# Headlamp Adjustment



## aland (Oct 19, 2007)

Hi
I'm Alan and I'm new to the forum.
My question is that on my E38 there are two starwheels behind the headlamps in between the lamps (one starwheel on each lamp assembly) Can anyone tell me what these do as turning them has no effect that I can see ? Any help would be appreciated.

Thanks in anticipation

Alan


----------



## M.Wong (Jan 9, 2003)

Hello!

HID xenon lights adjust automatically.

For non-HID xenon lights, there should be two knobs on the top of each headlight assembly... 

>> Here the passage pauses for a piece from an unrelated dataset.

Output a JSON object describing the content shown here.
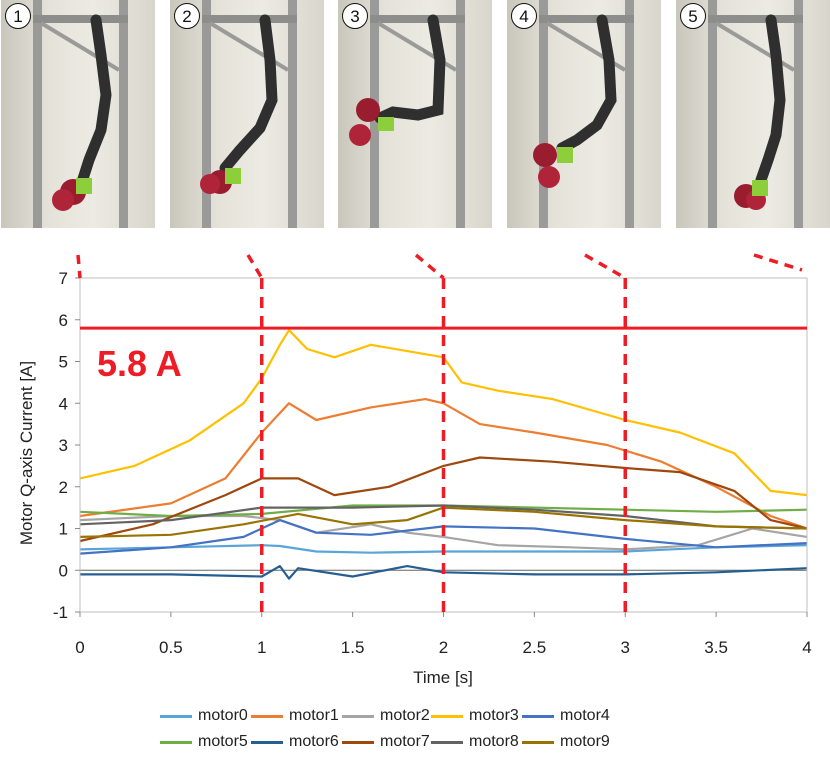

The one in between the high and low should be for lateral (left/right) adjustment.
The one towards the outside of the car (closer to the fender) should be for vertical.


----------



## aland (Oct 19, 2007)

Thanks for your quick reply M.Wong. My E38 is to the European spec. without xenon headlights and as far as I can remember there is only the one wheel per headlight assembly. It's rotational axis is vertical. It's a black plastic wheel about one inch diameter.
Do you have, or do you know where there is a picture of this, and the other one ?

Thanks Alan


----------



## M.Wong (Jan 9, 2003)

A European vehicle may be different... Back part of the headlight, one on either side of the low beam end? (I am not certain as I have xenons on both the cars?)









(photo from Bekkers.com)

Headlight drawing on RealOEM.


----------



## aland (Oct 19, 2007)

Thanks for that. You are right in that there are two adjustment wheels per headlamp assembly which I assume are to adjust the dipped beam lamp only, the main beam lamp being non-adjustable. Is this correct? When I get a chance and when it's dark I will check it out but I assume it's for dipped beam only since this is the thing which is checked during UK vehicle annual tests.

Alan


----------